Asked if the expansion would have happened in the same way had it not been for Ferrari’s need to cut costs, Steiner answers, “I cannot say if the expansion would have happened the same – because it didn’t happen.
“It could have been that we took more people on our own. It was always our plan to at some stage to grow our own capabilities. So maybe it wouldn’t have been to the extent what it is now or it would have taken longer to get to this extent maybe.”
According to Steiner, there have been “30-35 additions” from the Scuderia as part of the restructuring.
“This has been the first year in the Haas team’s history with a proper design office,” says Resta. “Because before everything was really dealt directly by the Dallara engineers [overseen by Taylor].
“The organisation has changed quite a bit, the people involved, the process we’ve been following etc. So a lot of that has been part of the initial work in preparation – and then we focused on the project of the new car.
“The preparation work done here in Maranello has been organising the new office, absorbing some of the tasks and duties that were done before by Dallara. It’s a pretty big change.”
Bringing together the aero and design departments into that Maranello group has been key.
“There is still sizeable support from Dallara in Varano,” says Resta. “They remain a key partner.

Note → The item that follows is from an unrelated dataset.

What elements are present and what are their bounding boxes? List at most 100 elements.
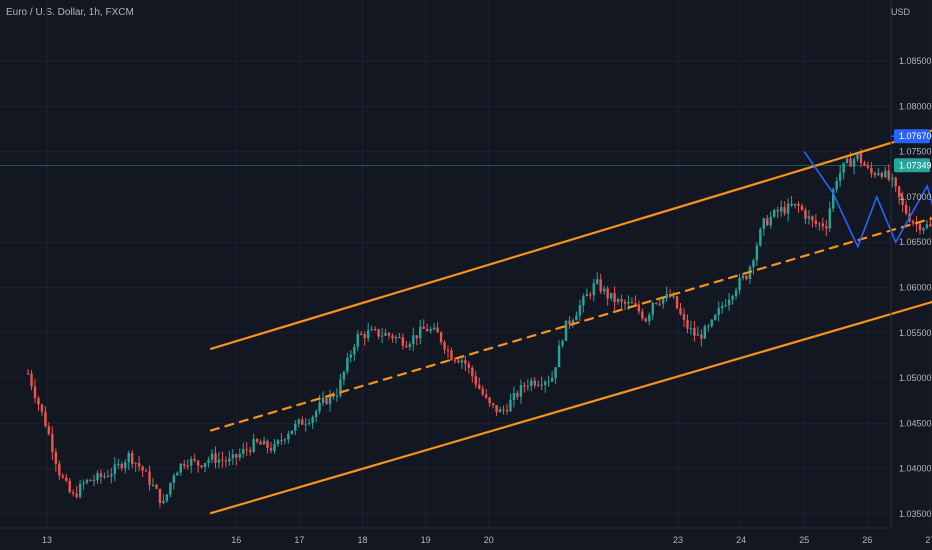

Then there is our engineering section in Banbury that is concentrated [as before] mainly on race engineering, vehicle performance, electronics, control systems, and the operational parts – strategies, etc.”
After two desolate seasons at the back of the grid, it’s easy to forget that not so long ago Haas was vying to be fastest of the rest after the big two.
Its pace was so impressive at times in 2018 that serious complaints were being voiced by other teams that the model was too close to that of a Ferrari B-team. The regulations regarding that have shifted slightly but the new structure has, if anything, only made those links closer. How controversial that is will likely be determined by how fast the VF-22 is.